6 of 98 comments (clear)

  1. From the "No Duh" department... by spinkham · · Score: 4, Funny

    Wait, let me get this straight... Attackers are going after the things that aren't getting fixed as quickly? Who would have guessed!

    --
    Blessed are the pessimists, for they have made backups.
  2. OpenBSD vs Linux by chill · · Score: 5, Insightful

    I had this discussion -- and yes, it was civil -- on deadly.org a while ago. Pointing out that web servers were like the circus coming to town. Setting up Linux was like using strong wooden poles to hold the tent, and using OpenBSD was like using steel poles.

    Neither really mattered because people who wanted to cause trouble would simply be slitting the fabric (the apps) or cutting the ropes. Thus, a lot of the nit picky little stuff that OpenBSD fanboys focus on vs Linux doesn't really matter. The issue isn't Linux or OpenBSD or Windows, it is now mostly .ASP, .PHP and other homebrew web code where people didn't sanitize input, do bounds checking, etc.

    --
    Learning HOW to think is more important than learning WHAT to think.
  3. The problem is in job responsibility by suso · · Score: 4, Insightful

    As a long time sysadmin and also as a programmer, I know that sysadmins generally try to draw their line of responsibilities or at least what they will take care of just below the "user installed software" level.
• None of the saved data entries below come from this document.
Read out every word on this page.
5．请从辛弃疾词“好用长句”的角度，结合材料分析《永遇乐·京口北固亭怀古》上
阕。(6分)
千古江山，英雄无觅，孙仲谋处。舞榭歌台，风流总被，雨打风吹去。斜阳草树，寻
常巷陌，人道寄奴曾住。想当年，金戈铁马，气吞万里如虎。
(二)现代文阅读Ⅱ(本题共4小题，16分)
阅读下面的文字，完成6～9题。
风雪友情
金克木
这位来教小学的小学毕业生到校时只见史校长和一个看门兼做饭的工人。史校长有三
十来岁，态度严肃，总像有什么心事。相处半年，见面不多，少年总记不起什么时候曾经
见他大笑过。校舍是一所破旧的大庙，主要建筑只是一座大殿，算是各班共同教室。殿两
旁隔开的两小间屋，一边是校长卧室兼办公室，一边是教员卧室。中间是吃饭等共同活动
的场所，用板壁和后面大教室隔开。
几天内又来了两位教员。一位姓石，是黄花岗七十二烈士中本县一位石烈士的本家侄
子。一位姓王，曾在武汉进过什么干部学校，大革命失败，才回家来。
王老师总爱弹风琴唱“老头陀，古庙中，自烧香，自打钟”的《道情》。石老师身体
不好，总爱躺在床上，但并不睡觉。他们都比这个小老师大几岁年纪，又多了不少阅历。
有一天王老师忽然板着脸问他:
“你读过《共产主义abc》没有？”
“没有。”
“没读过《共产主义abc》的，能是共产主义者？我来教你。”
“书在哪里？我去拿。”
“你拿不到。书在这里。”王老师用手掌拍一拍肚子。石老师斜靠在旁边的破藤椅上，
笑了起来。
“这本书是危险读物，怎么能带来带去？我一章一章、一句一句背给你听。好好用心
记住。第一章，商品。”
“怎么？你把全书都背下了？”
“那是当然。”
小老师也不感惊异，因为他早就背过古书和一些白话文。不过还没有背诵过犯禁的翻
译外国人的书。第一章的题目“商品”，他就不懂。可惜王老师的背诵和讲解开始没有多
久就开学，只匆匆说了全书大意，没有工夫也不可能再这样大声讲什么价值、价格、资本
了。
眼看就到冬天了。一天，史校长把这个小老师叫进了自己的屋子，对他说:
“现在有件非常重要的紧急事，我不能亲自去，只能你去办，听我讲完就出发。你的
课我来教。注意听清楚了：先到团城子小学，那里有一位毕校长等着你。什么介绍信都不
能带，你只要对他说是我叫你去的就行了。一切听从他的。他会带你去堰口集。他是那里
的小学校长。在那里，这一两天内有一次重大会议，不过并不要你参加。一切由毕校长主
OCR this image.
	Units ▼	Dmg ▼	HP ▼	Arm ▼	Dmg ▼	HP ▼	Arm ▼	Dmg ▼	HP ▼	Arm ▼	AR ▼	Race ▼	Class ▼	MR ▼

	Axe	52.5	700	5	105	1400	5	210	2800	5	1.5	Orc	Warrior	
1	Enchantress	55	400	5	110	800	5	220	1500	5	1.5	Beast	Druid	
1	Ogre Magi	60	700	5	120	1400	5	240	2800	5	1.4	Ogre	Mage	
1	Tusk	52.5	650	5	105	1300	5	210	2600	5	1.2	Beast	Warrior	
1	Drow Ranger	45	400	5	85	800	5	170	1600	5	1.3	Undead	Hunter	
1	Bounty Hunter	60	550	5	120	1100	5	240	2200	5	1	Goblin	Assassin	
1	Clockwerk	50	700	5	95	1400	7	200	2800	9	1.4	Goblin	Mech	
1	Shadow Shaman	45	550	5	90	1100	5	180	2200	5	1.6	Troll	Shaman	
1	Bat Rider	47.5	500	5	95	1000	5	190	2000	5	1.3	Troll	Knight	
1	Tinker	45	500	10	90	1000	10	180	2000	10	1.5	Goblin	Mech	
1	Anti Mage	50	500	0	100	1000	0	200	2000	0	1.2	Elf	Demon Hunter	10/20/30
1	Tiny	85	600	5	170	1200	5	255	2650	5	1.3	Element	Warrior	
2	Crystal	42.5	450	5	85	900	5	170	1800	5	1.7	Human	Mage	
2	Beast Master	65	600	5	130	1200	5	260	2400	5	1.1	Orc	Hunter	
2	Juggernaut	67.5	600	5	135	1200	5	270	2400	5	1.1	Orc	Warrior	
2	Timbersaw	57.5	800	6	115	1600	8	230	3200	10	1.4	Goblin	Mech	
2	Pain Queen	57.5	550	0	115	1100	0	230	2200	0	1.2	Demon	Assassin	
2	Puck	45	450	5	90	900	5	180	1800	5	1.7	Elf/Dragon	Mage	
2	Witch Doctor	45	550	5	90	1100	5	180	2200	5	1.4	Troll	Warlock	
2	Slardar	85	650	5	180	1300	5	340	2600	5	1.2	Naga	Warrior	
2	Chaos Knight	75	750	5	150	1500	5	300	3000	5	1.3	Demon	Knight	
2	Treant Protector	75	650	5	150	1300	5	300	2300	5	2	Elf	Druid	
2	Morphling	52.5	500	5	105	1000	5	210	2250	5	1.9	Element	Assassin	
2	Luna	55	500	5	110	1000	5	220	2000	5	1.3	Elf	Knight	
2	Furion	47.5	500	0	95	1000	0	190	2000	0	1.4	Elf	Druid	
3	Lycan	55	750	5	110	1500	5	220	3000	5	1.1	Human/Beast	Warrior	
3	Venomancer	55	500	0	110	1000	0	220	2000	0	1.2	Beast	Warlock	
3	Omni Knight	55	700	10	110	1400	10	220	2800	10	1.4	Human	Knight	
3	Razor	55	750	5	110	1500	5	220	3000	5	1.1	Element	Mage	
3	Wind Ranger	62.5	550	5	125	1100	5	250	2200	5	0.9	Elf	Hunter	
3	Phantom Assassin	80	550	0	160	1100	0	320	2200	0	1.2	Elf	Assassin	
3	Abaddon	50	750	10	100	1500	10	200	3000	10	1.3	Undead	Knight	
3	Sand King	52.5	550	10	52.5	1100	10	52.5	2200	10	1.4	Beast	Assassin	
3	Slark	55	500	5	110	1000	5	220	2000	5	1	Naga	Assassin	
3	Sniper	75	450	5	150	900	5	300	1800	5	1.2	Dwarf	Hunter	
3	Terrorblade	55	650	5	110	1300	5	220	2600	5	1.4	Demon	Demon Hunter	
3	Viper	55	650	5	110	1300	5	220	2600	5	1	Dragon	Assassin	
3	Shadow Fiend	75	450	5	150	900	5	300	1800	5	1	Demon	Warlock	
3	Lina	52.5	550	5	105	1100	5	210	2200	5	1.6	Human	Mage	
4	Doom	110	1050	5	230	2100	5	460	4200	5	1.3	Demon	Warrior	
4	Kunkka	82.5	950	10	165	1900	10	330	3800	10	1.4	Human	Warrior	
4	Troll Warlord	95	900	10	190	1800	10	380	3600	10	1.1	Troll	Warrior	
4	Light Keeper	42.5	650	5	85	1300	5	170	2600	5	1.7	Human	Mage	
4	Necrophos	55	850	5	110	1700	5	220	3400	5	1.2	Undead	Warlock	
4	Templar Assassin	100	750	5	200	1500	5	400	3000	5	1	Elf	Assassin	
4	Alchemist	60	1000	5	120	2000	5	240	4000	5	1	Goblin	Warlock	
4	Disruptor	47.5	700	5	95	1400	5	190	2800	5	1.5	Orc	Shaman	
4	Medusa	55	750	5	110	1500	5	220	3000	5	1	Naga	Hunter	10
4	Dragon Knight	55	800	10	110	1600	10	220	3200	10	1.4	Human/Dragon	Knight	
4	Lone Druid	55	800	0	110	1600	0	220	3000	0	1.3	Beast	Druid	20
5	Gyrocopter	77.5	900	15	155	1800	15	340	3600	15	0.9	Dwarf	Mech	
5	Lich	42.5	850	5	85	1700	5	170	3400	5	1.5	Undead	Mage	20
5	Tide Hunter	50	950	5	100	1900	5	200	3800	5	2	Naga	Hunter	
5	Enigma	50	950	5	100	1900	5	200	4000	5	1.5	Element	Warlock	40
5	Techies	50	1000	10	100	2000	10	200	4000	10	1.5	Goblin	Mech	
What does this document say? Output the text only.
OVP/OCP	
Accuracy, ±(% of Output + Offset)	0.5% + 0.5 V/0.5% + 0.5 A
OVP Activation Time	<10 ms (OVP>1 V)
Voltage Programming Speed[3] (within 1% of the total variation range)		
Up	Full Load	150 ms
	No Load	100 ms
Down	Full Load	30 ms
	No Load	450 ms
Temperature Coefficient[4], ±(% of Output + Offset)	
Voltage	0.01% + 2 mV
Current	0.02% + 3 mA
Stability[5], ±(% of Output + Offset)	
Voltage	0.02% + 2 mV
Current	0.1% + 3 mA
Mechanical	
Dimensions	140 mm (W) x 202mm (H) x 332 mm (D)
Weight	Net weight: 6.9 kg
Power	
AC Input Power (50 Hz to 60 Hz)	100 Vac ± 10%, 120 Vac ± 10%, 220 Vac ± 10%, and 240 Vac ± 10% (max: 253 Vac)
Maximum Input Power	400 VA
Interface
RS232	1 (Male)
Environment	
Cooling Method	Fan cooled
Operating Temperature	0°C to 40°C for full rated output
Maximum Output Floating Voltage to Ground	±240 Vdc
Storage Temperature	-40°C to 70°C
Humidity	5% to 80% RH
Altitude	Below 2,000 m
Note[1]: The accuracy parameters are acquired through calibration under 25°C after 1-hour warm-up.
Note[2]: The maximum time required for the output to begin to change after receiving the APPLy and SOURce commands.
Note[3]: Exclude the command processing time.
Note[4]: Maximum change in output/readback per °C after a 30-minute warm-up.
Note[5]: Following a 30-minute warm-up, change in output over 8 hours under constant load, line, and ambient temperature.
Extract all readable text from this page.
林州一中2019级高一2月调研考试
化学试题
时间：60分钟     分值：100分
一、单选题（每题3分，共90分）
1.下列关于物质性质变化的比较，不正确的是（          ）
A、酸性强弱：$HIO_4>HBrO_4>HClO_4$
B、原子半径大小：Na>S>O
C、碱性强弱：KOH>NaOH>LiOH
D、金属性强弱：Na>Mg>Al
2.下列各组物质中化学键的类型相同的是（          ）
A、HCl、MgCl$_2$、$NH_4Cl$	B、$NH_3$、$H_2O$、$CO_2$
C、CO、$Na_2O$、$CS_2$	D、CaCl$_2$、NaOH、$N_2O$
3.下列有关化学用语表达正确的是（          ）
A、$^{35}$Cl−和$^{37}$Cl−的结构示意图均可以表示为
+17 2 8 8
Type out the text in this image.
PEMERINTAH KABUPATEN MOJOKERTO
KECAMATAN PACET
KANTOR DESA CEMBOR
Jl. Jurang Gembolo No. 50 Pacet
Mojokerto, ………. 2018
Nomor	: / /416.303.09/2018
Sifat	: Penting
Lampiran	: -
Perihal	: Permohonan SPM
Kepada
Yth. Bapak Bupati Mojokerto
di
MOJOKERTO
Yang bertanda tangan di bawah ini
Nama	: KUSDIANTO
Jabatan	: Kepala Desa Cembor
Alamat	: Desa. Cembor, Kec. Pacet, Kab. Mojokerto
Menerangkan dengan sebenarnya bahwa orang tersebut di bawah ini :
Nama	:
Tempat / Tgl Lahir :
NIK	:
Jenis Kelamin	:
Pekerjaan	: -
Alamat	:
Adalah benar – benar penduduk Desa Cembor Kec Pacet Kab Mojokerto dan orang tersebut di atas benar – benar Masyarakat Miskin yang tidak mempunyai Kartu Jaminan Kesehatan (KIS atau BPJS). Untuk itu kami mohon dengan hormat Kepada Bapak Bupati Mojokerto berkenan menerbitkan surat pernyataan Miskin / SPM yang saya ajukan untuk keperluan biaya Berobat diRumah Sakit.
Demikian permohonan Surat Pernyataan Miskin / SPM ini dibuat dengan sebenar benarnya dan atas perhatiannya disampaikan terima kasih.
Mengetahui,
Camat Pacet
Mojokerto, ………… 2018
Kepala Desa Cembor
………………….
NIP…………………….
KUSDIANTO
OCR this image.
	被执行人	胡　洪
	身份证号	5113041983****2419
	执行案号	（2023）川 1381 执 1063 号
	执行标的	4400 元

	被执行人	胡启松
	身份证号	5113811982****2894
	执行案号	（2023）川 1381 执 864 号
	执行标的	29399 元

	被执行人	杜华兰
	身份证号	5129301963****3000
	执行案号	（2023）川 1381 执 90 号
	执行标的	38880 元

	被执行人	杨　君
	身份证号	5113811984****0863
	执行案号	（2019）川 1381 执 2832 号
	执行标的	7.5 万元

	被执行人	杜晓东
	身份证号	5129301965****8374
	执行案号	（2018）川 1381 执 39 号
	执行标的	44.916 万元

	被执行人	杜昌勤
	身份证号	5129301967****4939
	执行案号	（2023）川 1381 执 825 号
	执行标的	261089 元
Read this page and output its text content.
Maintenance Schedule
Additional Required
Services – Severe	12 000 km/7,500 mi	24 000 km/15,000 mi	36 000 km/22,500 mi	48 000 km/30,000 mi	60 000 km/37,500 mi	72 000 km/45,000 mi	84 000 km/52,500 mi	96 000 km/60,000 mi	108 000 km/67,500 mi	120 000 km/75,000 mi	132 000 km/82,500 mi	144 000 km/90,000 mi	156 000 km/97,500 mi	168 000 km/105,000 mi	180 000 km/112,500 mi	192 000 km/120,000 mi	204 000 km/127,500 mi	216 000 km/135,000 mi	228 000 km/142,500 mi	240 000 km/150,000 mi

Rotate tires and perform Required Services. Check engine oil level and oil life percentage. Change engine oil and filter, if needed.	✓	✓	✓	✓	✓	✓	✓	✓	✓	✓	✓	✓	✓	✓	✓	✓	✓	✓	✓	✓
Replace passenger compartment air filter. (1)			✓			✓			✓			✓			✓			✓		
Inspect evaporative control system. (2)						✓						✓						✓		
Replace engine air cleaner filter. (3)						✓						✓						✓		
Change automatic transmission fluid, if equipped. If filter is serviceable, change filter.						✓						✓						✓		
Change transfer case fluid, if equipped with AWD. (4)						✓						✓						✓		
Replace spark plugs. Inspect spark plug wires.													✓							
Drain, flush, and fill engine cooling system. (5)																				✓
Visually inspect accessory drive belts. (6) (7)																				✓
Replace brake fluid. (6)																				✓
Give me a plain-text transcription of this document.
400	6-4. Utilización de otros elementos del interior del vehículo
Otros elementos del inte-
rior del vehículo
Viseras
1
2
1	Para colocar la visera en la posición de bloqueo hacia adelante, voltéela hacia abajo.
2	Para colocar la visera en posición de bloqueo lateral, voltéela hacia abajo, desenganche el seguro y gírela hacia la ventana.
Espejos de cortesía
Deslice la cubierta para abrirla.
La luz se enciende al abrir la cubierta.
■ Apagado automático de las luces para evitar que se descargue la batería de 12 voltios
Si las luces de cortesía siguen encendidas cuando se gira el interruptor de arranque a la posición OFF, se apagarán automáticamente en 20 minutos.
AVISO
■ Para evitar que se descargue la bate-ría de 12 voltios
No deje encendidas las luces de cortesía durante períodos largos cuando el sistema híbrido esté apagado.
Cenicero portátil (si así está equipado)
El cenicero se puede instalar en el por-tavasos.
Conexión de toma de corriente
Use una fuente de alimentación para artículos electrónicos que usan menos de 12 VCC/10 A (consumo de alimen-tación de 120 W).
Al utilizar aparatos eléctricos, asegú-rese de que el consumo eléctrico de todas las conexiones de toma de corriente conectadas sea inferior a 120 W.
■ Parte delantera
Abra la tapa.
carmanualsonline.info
I do have general knowledge of some of these applications and know which ones have vulnerabilities, but I usually ask that the programmer or user of the software maintain it. Although they seldom do and then ask for help when something gets hacked.

    Perhaps the responsibility for these apps should be in the hands of the sysadmin as well, but the number of apps you have to maintain as you go up to that level increases exponentially. Plus, since they are usually not part of the OS, your OS company is not going to provide you with an easy way to maintain them, so you either need an application administrator or you need to train the programmer/user. Companies probably don't see the point.

    1. Re:The problem is in job responsibility by PlusFiveTroll · · Score: 5, Informative

      For commonly used applications that make the CSV lists I find the Personal Software Inspector an excellent tool.

      http://secunia.com/vulnerability_scanning/personal/

      Amazing how many userland applications out there have some kind of exploit against them : /

  4. IE6 by godztempus · · Score: 4, Funny

    Seriously big corporate needs to get off their asses and upgrade their internal web apps to run on IE7 or IE8 atleast.

  5. Re:We are just lucky I guess by 2names · · Score: 4, Funny

    No, no, nooooo. I just appreciate him for his - uh - skills in the patch managem...dammit. If any of you douchers says "bromance" I'm kicking your ass. Now I'm off to the Monster Truck rally.

    --
    "I'm just here to regulate funkiness."